Dal campo alla panchina. Luke Walton brucia le tappe e la concorrenza, spietata, di numerosi colleghi che ambivano alla panchina dei Los Angeles Lakers: sarà il figlio di Bill, dunque, a sostituire l'ingombrante vuoto lasciato da Byron Scott sulla panchina dei gialloviola, raccogliendo l'eredità pesantissima di allenare una delle due franchigie più vincenti della storia del basket statunitense. Dai titoli conquistati sul parquet dello Staples Center accanto a Kobe Bryant all'onere ed all'onore di intraprendere un viaggio stracolmo di insidie e di pressione nell'intento di ricostruire i Lakers del futuro dalla panchina e dalle fondamenta, per riportarli ai fasti, vincenti, di un tempo.
Niente Messina, dunque. Niente Blatt, Van Gundy e tanti altri.

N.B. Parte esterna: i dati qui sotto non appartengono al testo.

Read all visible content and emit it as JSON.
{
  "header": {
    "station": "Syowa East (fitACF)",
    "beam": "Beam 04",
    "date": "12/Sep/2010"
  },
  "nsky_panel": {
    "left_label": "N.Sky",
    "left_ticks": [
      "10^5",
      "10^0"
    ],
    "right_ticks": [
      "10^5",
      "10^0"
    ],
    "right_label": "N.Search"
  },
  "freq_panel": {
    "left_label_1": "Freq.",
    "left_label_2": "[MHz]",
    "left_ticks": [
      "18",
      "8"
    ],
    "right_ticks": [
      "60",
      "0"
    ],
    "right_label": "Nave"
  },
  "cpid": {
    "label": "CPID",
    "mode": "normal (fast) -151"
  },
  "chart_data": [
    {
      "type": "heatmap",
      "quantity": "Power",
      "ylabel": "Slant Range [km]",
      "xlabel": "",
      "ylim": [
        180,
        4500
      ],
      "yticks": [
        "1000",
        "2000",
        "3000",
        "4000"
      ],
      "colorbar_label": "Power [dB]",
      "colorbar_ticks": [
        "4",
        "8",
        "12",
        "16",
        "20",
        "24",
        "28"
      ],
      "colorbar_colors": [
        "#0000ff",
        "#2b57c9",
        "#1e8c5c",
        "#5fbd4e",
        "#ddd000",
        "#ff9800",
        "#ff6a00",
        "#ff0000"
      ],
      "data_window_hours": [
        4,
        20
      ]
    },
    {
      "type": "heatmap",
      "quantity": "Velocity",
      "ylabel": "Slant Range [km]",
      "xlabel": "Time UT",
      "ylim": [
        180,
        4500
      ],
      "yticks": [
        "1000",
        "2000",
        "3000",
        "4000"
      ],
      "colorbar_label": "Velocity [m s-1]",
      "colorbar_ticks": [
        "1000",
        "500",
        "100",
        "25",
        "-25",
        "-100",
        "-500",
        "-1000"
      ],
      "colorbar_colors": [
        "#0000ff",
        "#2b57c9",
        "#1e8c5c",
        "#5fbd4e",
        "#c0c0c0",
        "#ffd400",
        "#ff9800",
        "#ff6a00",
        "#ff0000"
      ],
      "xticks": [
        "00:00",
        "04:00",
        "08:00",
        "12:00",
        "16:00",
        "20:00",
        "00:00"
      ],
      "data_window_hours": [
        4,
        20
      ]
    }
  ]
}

Alla fine la spunta chi, come ha sempre detto Kobe Bryant, "è un Laker". La scelta di Mitch Kupchak ha sorpreso tutti, non per il nome scelto, bensì per la celerità dell'annuncio, che nei giorni scorsi era stato rimandato ai primi di luglio. La necessità del General Manager dei Lakers è quella di affidarsi a chi, oltre a conoscere a menadito l'ambiente e la città, possa incarnare lo spirito rinascente della franchigia gloriosa ma ferita, punita giustamente nei risultati con le due peggiori stagioni della storia a causa di una pessima programmazione e per delle scelte a dir poco scellerate.
Sebbene si tratti del primo incarico ufficiale da capo allenatore, gli anni di apprendistato di Walton ai Golden State Warriors fungono da curriculum vitae in suo favore: le due stagioni come assistente di Steve Kerr, con annesso titolo di campione conquistato lo scorso anno, gli permetteranno di avere già le spalle già discretamente forti per presentarsi alla nuova sfida. La prima parte di stagione, nella quale ha sostituito più che degnamente l'ex guardia dei Bulls come Head Coach, gli ha fatto capire cosa significhi possedere le chiavi e la regia di una squadra, consentendogli di arrivare a Los Angeles non più vergine a questi palcoscenici e a queste pressioni.
I dubbi, non relativi alle qualità tecniche del trentaseienne di San Diego, risiedono tuttavia nella capacità di creare un sistema di gioco del tutto nuovo e valido da cucire addosso ai giocatori che avrà a disposizione, oltre a calarsi al meglio nella rovente realtà losangelina, reduce da anni di cocenti delusioni sportive e manageriali. Importantissimo, in tal senso, sarà avere le spalle forti ed avere ferma convinzione dei propri mezzi e delle proprie idee. Tuttavia, gran parte del merito del successo di Walton come allenatore dei Lakers sarà affidato alla dirigenza, che dovrà fungere da parafulmine nelle difficoltà, fisiologiche, di inizio gestione. Altrettanto decisiva sarà, ai fini della tranquillità mentale dell'ambiente e dello staff tecnico, l'eventuale presenza alle sue spalle di Phil Jackson (ex allenatore di Walton proprio ai Lakers), che potrebbe fungere da mentore e da burattinaio dalle retrovie.
Insomma, i Lakers ripartono e lo fanno con Luke Walton al timone. Imperativo rifondare una squadra dalle fondamenta e riportarla, con costrutto e programmazione, alle vette che le competono. Alla dirigenza ed all'ambiente di Los Angeles la bravura nel saper aspettare e condividere un progetto che, a lungo raggio, potrebbe risultare finalmente e nuovamente vincente.